True, terrible things have been done in the name of religion. Terrible things have been done in the name of every noble concept, including love, charity, loyalty and kinship. Yet, the worst horrors of the modern era were perpetrated by godless political creeds. The death toll from sectarian conflict over the ages is dwarfed by ideological violence, from the Jacobinism of Revolutionary France to the charnel houses of communism and fascism.

This is not to say that atheism leads naturally to guillotines and gulags, but, just as "love your fellow man as yourself" can be corrupted, so too can liberty, equality and fraternity.

Signs throughout history

There is no irrefutable evidence for God's existence or non-existence. But, if you look closely, his footprints can be discerned in the sands of time.

Jews introduced the world to monotheism. They also were the first people to perceive history as linear— an unfolding story moving toward a conclusion. Is it a coincidence that this tiny, originally nomadic people generated the ideas that shaped the Western world, including equality, human rights and a responsibility to our fellow man? Jews are the only people to maintain their identity during two millennia of exile, and then return to their homeland and re-establish their nation.

Mark Twain wrote: "The Egyptian, the Babylonian, and the Persian rose, filled the planet with sound and splendor, then faded to dream-stuff and passed away; the Greek and the Roman followed, and made a vast noise and they are gone; other peoples have sprung up, held their torch high for a time, but it burned out and they sit in twilight now or have vanished.

All things are mortal but the Jew; all other forces pass, but he remains. What is the secret of his immortality?" Had Twain been a believer, he might have answered his own question.
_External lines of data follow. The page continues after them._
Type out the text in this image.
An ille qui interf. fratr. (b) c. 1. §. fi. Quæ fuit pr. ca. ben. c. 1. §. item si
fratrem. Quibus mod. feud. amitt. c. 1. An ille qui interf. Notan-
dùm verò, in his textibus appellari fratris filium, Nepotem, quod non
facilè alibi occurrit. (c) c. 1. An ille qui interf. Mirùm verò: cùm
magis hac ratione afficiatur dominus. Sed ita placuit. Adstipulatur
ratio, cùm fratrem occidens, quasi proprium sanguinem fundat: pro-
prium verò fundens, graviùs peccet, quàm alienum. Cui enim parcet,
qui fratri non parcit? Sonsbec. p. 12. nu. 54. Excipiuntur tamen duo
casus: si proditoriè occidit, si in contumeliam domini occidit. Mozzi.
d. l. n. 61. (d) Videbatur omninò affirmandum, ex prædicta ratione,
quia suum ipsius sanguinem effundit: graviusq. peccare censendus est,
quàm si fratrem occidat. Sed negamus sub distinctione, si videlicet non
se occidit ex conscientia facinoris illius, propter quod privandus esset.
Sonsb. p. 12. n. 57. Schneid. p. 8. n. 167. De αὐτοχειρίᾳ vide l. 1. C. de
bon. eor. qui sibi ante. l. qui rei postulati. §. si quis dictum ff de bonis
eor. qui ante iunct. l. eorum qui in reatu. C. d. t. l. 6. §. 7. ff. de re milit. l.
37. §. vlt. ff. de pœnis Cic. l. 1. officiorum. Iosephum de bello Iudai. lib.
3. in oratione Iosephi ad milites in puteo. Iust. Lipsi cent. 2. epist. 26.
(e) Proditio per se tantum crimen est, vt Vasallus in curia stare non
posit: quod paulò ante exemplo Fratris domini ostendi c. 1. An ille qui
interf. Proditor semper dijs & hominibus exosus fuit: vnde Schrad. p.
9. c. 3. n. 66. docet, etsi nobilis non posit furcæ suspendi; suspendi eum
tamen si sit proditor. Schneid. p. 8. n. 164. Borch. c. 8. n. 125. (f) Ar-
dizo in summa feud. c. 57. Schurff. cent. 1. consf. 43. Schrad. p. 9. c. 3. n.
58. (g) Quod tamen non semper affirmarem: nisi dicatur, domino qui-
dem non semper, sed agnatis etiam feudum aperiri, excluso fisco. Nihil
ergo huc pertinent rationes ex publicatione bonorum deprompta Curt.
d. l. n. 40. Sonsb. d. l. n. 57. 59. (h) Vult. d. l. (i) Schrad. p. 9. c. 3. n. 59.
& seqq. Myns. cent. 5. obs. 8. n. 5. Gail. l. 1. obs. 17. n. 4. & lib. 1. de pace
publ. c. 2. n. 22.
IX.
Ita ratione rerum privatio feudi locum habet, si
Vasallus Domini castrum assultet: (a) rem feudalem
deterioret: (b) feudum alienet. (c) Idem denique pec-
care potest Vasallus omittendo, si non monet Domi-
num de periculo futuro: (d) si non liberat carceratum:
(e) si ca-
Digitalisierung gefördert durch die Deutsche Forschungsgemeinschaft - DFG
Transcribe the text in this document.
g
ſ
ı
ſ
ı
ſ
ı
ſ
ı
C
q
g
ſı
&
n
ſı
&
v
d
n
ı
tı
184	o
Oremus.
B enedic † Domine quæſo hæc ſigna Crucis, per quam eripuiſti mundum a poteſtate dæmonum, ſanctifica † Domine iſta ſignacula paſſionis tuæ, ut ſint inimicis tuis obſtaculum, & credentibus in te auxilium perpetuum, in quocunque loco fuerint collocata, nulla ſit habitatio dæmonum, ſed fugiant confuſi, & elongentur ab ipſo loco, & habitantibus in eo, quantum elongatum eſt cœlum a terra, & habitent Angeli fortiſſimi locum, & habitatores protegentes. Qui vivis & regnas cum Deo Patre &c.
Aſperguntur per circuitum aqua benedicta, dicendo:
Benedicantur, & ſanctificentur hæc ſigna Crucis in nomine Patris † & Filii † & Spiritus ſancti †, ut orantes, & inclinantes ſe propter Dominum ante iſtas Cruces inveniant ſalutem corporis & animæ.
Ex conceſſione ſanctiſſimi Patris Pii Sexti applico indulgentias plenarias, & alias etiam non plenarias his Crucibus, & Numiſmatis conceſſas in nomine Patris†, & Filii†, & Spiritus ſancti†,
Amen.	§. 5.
America's survival and rise to global pre-eminence are equally improbable. Challenging the greatest empire of the 18th century, America should never have won its independence or should have self-destructed during the Civil War.

Alexis de Tocqueville observed that the genius of our infant republic lay not in its farms and workshops but in its churches whose "pulpits flame with righteousness."

Atheists are free to disbelieve and to try to propagate their disbelief in books and other intellectual forums. But saying the debate is over doesn't make it so. A bit of humility might make their case more convincing. Then again, humility is itself a religious concept.

Don Feder is a former syndicated columnist and author of Who's Afraid of the Religious Right?